Hi could someone please tell me how I can personalize the screensavers that I have placed on my kindle . Could not find with a search of forums.

Thanks


----------



## kansaskyle (Sep 14, 2010)

Check out this thread in the _Tips, Tricks, and Troubleshooting_ section. It explains how to use a freeware tool, and toward the end mentions the concept of layering.
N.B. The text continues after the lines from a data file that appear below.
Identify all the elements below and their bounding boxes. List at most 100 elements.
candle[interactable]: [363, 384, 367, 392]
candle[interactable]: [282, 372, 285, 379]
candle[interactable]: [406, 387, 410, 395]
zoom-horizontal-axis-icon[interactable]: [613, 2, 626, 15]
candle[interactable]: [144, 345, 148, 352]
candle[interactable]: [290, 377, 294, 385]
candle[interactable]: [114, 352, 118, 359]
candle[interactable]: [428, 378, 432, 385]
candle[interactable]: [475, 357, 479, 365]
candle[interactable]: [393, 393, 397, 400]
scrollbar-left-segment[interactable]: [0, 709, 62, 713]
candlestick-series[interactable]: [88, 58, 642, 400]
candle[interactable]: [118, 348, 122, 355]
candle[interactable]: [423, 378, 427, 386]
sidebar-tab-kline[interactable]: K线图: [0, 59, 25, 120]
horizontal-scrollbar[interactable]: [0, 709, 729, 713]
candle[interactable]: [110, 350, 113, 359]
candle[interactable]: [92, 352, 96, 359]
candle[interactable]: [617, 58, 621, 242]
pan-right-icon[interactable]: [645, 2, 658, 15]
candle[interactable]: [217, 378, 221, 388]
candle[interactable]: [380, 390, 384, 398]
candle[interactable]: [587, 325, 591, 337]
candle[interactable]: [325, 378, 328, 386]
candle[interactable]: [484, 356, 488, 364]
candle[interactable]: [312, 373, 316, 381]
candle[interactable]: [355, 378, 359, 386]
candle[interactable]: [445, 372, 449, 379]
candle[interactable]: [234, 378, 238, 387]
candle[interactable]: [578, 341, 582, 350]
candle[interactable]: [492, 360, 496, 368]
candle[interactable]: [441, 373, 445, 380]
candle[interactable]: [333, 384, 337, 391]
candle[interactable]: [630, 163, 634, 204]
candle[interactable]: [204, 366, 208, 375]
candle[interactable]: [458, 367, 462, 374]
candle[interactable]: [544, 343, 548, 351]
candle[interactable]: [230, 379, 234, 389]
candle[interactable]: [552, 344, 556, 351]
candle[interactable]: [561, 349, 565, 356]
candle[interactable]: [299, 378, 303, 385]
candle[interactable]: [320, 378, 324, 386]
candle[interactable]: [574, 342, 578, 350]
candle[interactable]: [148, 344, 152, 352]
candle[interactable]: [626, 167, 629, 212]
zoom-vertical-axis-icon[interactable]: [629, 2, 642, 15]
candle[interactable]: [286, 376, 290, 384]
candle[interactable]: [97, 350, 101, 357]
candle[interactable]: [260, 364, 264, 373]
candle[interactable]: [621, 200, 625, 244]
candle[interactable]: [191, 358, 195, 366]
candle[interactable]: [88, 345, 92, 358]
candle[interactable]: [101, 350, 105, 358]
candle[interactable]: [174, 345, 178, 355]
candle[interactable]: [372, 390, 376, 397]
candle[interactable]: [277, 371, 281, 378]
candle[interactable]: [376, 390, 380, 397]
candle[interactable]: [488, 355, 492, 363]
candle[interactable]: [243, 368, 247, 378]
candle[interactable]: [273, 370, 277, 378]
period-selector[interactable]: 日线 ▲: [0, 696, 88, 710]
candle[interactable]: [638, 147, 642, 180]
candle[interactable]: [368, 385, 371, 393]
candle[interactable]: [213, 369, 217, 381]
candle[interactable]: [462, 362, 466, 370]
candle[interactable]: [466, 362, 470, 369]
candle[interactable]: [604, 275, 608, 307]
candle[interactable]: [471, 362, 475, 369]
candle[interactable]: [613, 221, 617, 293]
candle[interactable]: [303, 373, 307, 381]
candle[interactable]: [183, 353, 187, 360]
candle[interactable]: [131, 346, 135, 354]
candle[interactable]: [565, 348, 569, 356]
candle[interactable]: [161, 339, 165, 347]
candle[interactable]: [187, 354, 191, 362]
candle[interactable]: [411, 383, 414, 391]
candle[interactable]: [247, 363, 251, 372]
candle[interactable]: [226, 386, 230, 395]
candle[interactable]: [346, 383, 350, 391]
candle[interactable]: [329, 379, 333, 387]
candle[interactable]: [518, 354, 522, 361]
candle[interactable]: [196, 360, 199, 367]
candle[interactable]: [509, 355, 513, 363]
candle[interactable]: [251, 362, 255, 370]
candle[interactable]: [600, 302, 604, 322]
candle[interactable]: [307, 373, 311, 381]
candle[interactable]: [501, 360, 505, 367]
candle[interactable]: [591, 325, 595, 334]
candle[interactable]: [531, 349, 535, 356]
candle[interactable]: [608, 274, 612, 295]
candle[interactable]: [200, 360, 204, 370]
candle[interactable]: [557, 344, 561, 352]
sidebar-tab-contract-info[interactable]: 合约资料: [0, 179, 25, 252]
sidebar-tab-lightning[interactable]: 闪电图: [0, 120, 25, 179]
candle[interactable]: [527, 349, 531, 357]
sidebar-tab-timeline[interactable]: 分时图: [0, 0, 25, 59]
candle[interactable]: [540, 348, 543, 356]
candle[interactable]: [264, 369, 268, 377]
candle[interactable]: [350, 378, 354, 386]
It would take a little experimenting, but it is fairly easy to figure out.


----------



## Rob Drob (Oct 1, 2010)

Thanks kansaskyle . I will try this tonight..


----------



## Elk (Oct 4, 2010)

Many graphics programs allow you to add text to a picture very easily.  Windows included Paint will do this.


----------



## Rob Drob (Oct 1, 2010)

Thanks Elk


----------



## dazdude (Dec 10, 2009)

here is a quick template I created it has both a photoshop and a jpg image.
http://www.nethed.com/kindle template.zip

Daz


----------



## Rob Drob (Oct 1, 2010)

Thanks dazdude . I will  check it out when I get home..


----------



## sookie (Jul 30, 2010)

dazdude said:


> here is a quick template I created it has both a photoshop and a jpg image.
> http://www.nethed.com/kindle template.zip
> 
> Daz


Hi Daz your link isn't working


----------



## NogDog (May 1, 2009)

Note that to make this work, you will need to install the screen-saver hack on your Kindle before you can load customized screen-saver images.


----------



## dazdude (Dec 10, 2009)

strange? it didnt like to see a space in the link

heres the link to the zip file of templates: http://www.nethed.com/kindle_template.zip

daz


----------



## NiLuJe (Jun 23, 2010)

(A space = %20 when URL encoded). [ie. http://www.nethed.com/kindle%20template.zip]


----------



## srmalloy (Mar 3, 2009)

dazdude said:


> strange? it didnt like to see a space in the link


It will work if you use the UBBcode tags manually to specify the URL, as in kindle template.zip, but the automatic URL interpreter treats the first space as the end of the URL, so it doesn't get the full URL.


----------



## sookie (Jul 30, 2010)

dazdude said:


> strange? it didnt like to see a space in the link
> 
> heres the link to the zip file of templates: http://www.nethed.com/kindle_template.zip
> 
> daz


Thanks that worked


----------



## 911jason (Aug 17, 2009)

If you want to take an extra step to try to ensure you get your Kindle back if it's lost or stolen, go into the settings menu and enable Device Password. That way if someone finds your Kindle, they won't be able to use it without the password and they may call you using your personalized screensaver info to contact you instead.


----------